Ветка, услышав знакомое слово «нарисуешь», на несколько секунд остановилась, словно раздумывая, что же ей теперь делать: рисовать или развивать мысль о бутылке дальше. Но сибаритка Марго, питавшая необыкновенную слабость к пище, особенно вкусненькой, почувствовала, что сейчас Ветка забегает «топ-топ-топ, блямс» и мы действительно проведем Новый год в компании нарисованной курицы, пахнущей растворителем.

— Веточка, милая, так что ты там про бутылку говорила, — взмолилась Марго, и Ветка сразу очнулась.

— Они кур на бутылки надевают.

— Курица — не рубашка, чтобы ее надевать, — заметила Фиса осторожно.

— Вот, точно как рубашка и получается, — обрадовалась Ветка. — Они надевают ее на бутылку и ставят в духовку.

— Кто они-то? — не удержалась я.

— Иностранцы…

Мы помолчали.

— Может, у них куры какие-то специфические? — спросила на всякий случай Фиса.

— Пойду узнаю, — собралась бежать Ветка, но Марго ухватила ее за свитер.

— Стой, все поняли. У нас все равно курица уже есть, а денег на новую уже нет. Поэтому, что бы там ни было, вот тебе курица, вот бутылка — и давай покажи, как это делается.

Ветка покрутила капающую курицу, залезла к ней внутрь и брезгливо отдернула руку:

— У нее там внутренности…

— Ну и что? — поинтересовалась Фиса.

— А не должно быть.

— Правда?

Фиса встала и тоже с интересом принялась разглядывать курицу. В этот момент в комнату ураганом влетела мама. То есть, с ее точки зрения, она просто вошла, но мы от потоков расплескиваемого ею воздуха и энергии чуть не повалились на кровати.

— Фиса, — зарычала мама, как только дверь за ней закрылась, — ты не можешь сказать мне «нет» в такой день!

— Мама, я занята, мы сейчас курицу будем готовить на бутылке.

— Это ерунда, это пять минут, я подожду. Я на сегодняшнее мероприятие карты новые купила.

— Я думаю, это навсегда, — сказала Фиса, безуспешно пытаясь отодрать у курицы что-то внутри.

Но маме нужен был точный карточный прогноз на сегодняшний решающий вечер. Последние три месяца у нее каждый вечер был решающий, но сегодня ведь был еще и Новый год, как ей казалось — праздник влюбленных.

— А в чем проблема? — не поняла мама.

— Из нее надо внутренности вынуть, а они не выскребаются.

— Передник, — скомандовала мама, — нож.

Совершив несколько магических действий, за которыми мы не успели уследить, мама побежала мыть руки, а на нашу бутылку, словно рубашка, нет, словно фрак, была надета большая розовая курица.
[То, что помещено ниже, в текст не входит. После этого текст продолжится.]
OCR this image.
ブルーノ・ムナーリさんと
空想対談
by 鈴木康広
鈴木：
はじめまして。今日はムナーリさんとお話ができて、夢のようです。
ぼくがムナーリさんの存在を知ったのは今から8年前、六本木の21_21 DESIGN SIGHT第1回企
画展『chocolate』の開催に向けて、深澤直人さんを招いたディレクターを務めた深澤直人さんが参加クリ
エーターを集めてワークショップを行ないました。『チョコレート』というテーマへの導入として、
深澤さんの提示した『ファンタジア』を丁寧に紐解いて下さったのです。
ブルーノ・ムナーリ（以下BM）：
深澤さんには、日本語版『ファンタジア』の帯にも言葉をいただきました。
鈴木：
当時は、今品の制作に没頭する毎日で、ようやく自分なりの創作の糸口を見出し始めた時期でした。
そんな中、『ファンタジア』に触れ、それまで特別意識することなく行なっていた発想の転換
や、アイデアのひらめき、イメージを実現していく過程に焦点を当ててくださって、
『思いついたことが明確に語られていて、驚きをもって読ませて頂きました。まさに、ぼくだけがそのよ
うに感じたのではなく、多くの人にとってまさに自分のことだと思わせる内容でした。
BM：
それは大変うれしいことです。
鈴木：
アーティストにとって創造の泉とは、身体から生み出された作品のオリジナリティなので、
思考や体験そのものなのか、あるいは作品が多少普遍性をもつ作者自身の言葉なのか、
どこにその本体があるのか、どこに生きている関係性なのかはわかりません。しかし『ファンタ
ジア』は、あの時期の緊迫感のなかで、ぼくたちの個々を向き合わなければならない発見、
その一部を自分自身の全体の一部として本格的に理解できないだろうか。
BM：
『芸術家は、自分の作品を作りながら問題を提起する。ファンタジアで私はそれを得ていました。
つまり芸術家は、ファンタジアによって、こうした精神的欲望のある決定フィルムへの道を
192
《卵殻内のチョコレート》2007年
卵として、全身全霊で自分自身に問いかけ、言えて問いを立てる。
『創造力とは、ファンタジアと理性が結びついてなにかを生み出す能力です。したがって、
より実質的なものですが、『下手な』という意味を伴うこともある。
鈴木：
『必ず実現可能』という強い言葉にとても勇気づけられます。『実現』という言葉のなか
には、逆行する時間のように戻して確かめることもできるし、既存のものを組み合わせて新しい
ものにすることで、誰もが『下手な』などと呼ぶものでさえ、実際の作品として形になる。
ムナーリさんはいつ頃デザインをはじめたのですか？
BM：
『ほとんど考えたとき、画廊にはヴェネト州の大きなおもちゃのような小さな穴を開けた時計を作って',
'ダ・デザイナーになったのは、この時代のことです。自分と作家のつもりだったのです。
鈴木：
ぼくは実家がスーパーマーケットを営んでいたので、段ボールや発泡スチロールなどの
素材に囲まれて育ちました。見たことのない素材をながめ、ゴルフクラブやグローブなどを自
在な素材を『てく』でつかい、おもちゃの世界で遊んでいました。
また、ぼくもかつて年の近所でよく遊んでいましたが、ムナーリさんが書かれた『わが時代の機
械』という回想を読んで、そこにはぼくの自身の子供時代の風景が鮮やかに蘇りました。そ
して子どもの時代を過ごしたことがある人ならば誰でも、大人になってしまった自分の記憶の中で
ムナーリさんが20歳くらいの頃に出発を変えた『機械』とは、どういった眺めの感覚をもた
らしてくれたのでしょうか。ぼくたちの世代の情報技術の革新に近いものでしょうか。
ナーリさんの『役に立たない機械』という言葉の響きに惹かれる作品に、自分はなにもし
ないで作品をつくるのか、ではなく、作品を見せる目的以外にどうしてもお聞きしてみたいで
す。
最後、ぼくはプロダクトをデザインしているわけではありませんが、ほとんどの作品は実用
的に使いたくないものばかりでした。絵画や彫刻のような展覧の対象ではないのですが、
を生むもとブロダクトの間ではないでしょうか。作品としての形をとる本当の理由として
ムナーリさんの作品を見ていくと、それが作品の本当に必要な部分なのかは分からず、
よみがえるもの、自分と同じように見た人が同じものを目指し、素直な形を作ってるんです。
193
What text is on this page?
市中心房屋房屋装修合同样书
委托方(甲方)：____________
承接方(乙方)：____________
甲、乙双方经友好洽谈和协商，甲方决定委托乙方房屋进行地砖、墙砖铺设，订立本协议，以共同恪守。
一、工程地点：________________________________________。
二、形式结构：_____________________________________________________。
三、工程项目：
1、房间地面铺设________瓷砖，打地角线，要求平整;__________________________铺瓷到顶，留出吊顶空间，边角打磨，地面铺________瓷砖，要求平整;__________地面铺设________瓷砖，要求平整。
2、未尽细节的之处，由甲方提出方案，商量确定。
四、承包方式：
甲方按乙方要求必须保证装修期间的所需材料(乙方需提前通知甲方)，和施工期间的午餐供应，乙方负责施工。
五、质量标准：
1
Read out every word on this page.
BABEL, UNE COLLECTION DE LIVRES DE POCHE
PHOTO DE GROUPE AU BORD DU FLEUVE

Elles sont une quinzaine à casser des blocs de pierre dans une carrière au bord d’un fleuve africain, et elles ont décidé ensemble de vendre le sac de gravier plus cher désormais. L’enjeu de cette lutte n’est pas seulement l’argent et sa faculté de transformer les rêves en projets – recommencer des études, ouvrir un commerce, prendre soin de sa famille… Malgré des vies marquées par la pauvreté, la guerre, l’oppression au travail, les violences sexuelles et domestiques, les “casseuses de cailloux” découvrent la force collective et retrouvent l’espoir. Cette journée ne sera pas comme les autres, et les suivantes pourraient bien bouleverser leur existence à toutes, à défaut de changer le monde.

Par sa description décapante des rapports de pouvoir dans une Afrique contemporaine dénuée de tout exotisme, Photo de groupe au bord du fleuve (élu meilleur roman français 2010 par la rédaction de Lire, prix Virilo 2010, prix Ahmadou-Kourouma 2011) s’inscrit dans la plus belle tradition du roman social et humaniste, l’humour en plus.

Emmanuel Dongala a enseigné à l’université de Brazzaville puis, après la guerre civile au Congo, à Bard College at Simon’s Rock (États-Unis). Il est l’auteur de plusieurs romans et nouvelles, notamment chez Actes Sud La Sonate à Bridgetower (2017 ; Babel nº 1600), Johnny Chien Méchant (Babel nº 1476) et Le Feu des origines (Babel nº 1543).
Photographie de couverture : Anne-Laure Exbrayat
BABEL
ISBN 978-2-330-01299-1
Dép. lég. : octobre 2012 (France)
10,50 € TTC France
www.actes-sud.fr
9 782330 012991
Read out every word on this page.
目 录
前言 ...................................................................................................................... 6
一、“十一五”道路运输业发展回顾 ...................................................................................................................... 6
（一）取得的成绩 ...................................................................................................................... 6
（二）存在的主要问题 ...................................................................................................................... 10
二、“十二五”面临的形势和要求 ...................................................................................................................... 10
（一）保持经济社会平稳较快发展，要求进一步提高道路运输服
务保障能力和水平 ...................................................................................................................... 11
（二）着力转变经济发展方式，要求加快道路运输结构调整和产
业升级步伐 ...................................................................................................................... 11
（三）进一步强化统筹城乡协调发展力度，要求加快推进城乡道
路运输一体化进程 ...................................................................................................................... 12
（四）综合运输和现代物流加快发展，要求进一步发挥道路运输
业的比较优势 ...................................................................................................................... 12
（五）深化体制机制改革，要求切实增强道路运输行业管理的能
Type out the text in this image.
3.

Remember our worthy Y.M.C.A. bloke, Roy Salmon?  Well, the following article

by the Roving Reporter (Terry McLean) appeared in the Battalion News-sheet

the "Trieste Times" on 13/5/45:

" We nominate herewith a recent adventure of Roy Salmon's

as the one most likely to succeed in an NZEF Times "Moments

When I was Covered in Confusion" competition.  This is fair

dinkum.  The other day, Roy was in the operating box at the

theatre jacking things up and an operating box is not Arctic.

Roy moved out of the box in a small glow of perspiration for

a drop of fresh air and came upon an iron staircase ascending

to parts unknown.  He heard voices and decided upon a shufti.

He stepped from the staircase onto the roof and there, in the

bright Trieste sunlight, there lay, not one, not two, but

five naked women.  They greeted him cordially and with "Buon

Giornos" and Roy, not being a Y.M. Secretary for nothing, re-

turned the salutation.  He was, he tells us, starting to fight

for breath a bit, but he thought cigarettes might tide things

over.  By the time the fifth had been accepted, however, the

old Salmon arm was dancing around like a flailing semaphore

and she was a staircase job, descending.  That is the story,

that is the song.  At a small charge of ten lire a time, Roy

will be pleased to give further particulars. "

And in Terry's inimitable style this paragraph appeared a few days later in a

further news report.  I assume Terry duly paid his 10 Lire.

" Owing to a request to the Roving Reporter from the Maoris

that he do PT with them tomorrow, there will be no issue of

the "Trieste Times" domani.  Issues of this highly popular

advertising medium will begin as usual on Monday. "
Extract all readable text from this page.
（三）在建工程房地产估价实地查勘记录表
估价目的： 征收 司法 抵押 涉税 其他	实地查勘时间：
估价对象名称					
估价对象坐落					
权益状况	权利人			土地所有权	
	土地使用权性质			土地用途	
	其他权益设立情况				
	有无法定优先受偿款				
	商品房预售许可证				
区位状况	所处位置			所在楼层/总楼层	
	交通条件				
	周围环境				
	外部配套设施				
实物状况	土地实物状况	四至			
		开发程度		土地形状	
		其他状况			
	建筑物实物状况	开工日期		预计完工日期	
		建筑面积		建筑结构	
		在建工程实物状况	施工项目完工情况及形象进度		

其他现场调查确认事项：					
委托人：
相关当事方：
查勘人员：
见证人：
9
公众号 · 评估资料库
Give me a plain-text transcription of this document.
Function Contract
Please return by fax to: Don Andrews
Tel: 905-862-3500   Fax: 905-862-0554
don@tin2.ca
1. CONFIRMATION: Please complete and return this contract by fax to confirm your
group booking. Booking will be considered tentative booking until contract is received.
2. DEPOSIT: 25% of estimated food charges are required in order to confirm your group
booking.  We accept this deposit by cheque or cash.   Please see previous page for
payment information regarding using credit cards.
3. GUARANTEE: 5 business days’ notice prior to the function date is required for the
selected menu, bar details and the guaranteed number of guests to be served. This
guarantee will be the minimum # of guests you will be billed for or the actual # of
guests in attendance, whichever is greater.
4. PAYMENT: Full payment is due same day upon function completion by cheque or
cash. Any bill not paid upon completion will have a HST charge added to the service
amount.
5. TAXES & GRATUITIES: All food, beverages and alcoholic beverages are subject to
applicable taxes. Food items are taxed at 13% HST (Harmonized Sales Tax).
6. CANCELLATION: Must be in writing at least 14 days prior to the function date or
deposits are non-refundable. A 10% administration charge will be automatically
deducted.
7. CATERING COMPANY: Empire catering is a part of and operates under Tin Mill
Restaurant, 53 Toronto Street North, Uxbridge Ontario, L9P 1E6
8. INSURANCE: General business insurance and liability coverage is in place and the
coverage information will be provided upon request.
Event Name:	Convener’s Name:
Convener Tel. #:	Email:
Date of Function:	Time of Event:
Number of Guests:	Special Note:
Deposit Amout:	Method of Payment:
— Ура! — закричали мы, потому что до Нового года оставалось каких-то два часа.

Мама прибежала с чистыми руками и села в позу молящегося на кровать Фисы. Мы вышли, опасаясь, как бы наши сердца не разорвались от маминых переживаний и уготовленных ей судьбой испытаний. Через несколько минут просветленная мама вышла, окинула нас отрешенным взглядом и степенно пошла к себе. Над копной ее рыжих волос разливалось сияние, а серый шелк платья делал ее неузнаваемой. — Бедный муж! — шепнула Ветка.

— Бедный младшекурсник! — уточнила Марго.

— Вот это жизнь, — всплакнула я. — Романтика, чувства… Бедная мама!

Мы постояли еще несколько минут, встретили соседку Машку, которая сшила себе чудовищно замысловатый костюм какой-то заморской принцессы и теперь бежала примерять раздобытые у иностранок браслеты на ноги. Мы попросили ее примерить прямо в коридоре, и Машка так и сделала, а потом ходила мимо нас вправо и влево, и при каждом шаге раздавался такой мелодичный перезвон, что стали выглядывать люди из комнат, чтобы выяснить, кто звенит. Когда Машка заметила это, то засмущалась, а мы отправились домой. Открыли дверь и ахнули. Перед нами стояла Фиса. Только сразу непонятно было, что это наша Фиса. Фиса стояла в черных брюках и в черной шелковой хламиде. Волосы были уложены необыкновенно ловко, ресницы распахивались, как ворота, а рот был почти черный.

— Ведьма, — сказала Марго.

— Но какая! — восхитилась Ветка.

— Ах ты, хитрюга, — закричала я. — Мы тоже так хотим. Марго, открывай чемоданы!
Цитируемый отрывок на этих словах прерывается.